Billard v. Diocese of Charlotte

Becket Role:
Case Start Date:
January 11, 2017
Deciding Court:
U.S. Court of Appeals for the Fourth Circuit
Original Court:
U.S. District Court for the Western District of North Carolina
Practice Area(s):

Case Snapshot

The Roman Catholic Diocese of Charlotte operates Catholic schools to accomplish a religious mission – not only to provide a robust academic education, but to help form students in the Catholic faith. To accomplish that mission, the Diocese asks all its teachers to uphold Catholic values. But in 2017, one of its substitute teachers sued the Diocese after he lost his position for publicly advocating against Catholic teaching. Becket is defending the Diocese’s right to ensure that Catholic teachers in Catholic schools uphold the Catholic faith.


After a federal district court ruled against the diocese, Becket appealed the decision to the Fourth Circuit. On May 8, 2024, the Fourth Circuit protected the diocese and Catholic school’s freedom to hire schoolteachers who uphold their religious beliefs.
Photo of Charlotte Catholic High School in North Carolina

Case Summary

The Diocese’s Dedication 

As an essential part of its mission to pass on the Catholic faith, the Diocese of Charlotte operates 19 schools across western North Carolina, including nine in the fast-growing Charlotte area. The Diocese’s schools are sought after for a reason: they not only provide an academically rigorous education in a diverse environment; they are also committed to teaching students the Catholic faith. To accomplish its religious mission, the Diocese asks all employees to conduct themselves in a manner consistent with the teachings of the Catholic Church. 

The Lawsuit  

Lonnie Billard taught English and Drama at Charlotte Catholic High School for 12 years before retiring and transferring to a substitute role. To teach at Charlotte Catholic, he signed a contract agreeing to uphold teachings of the Catholic Church. But in 2015, he entered a same-sex marriage in knowing violation of Catholic teaching and made public statements on social media advocating against Church teaching. When the school chose not to keep calling Billard as a substitute teacher, he partnered with the ACLU to sue the school and the Diocese for asking their teachers to support the school’s religious mission. 

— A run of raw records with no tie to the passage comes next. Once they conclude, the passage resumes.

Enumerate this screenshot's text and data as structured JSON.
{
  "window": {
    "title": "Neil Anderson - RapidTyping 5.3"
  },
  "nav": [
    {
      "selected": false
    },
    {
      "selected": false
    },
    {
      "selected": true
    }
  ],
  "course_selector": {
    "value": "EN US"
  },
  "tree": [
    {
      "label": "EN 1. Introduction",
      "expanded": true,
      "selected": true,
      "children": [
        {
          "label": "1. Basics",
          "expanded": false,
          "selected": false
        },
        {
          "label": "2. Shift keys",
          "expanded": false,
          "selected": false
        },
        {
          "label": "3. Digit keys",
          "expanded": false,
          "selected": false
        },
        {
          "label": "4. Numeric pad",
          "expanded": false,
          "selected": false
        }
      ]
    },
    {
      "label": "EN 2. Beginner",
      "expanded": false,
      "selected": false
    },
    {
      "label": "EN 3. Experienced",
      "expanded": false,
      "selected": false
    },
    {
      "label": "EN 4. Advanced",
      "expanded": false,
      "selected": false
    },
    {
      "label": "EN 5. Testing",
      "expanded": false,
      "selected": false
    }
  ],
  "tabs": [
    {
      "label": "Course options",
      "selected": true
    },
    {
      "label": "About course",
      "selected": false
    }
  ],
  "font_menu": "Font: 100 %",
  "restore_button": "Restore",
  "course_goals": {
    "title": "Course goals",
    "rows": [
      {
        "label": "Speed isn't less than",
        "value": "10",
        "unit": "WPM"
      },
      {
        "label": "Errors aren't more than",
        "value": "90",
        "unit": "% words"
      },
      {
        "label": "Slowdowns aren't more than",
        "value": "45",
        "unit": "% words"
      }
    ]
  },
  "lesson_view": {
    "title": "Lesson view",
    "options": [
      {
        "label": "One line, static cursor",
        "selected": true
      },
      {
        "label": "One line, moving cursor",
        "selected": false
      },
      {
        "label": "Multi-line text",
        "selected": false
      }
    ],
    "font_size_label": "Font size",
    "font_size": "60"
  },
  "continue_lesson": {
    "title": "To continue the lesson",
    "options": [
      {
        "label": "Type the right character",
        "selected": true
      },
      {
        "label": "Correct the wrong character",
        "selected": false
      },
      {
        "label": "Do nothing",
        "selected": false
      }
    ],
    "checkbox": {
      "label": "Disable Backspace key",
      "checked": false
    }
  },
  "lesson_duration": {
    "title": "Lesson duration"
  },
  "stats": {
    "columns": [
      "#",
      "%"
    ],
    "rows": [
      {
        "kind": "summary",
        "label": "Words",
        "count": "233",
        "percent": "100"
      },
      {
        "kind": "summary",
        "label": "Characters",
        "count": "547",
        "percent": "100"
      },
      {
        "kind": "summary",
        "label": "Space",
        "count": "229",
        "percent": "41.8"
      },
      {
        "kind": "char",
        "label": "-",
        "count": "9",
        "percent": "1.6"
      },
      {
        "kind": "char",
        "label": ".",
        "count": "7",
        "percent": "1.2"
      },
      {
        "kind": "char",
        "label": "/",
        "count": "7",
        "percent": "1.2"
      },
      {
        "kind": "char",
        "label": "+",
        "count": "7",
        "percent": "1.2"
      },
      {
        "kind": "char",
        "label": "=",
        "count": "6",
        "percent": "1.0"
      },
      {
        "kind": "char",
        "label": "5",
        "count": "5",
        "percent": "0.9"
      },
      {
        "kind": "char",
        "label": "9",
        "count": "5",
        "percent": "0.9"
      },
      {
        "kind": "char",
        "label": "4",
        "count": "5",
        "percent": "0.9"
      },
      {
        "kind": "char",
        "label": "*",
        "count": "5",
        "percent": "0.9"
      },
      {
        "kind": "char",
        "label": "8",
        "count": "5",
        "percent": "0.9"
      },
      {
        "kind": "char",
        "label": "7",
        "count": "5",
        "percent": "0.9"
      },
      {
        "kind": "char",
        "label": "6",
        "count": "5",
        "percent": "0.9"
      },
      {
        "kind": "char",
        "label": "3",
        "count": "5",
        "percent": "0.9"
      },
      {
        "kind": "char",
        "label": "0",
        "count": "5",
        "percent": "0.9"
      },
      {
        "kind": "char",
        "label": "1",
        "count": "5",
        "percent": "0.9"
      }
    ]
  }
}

Upholding a Religious Mission 

The Constitution and federal law protect the right of parents to direct the religious education of their children, and the right of religious institutions like the Diocese of Charlotte to select teachers who agree to uphold their religious mission. These rights have repeatedly been upheld by the Supreme Court, which has emphasized that “educating young people in their faith, inculcating its teachings, and training them to live their faith are responsibilities that lie at the very core of the mission of a private religious school.” Religious organizations must be free to choose those who carry out their religious mission. This not only protects the fundamental freedoms of parents and religious schools to decide how to pass on their faith, but also protects the proper separation of church and state. 

On September 3, 2021, a federal district court in Charlotte, North Carolina, ruled against the Diocese of Charlotte. The Diocese appealed that decision to the U.S. Court of Appeals for the Fourth Circuit, which on May 8, 2024, reversed the district court and affirmed that faith-based schools like Charlotte Catholic enjoy broad freedom to employ teachers who agree to uphold their faith. The court explained that Billard was a minister because Charlotte Catholic required all its teachers to “model and promote Catholic faith and morals, making Billard, as a teacher at the school, a messenger’ of its faith.” The Fourth Circuit reiterated that teachers at faith-based schools “are different, because they are entrusted with “responsibilities that lie at the very core of the mission of a private religious school.Since the First Amendment states that civil courts are “’bound to stay out’ of employment disputes involving ministers,” the court held that Billard’s lawsuit could not proceed. 

The Diocese of Charlotte is represented by Becket and Troutman Pepper. 

Importance for Religious Liberty: 

  • Freedom of religious groups from state intrusion on religious affairs: Churches and religious organizations have a right to live, teach, and organize themselves in accordance with the tenets of their faith. When the government unjustly interferes in internal church affairs, the separation of church and state is threatened. The First Amendment ensures a church’s right to self-definition and free association.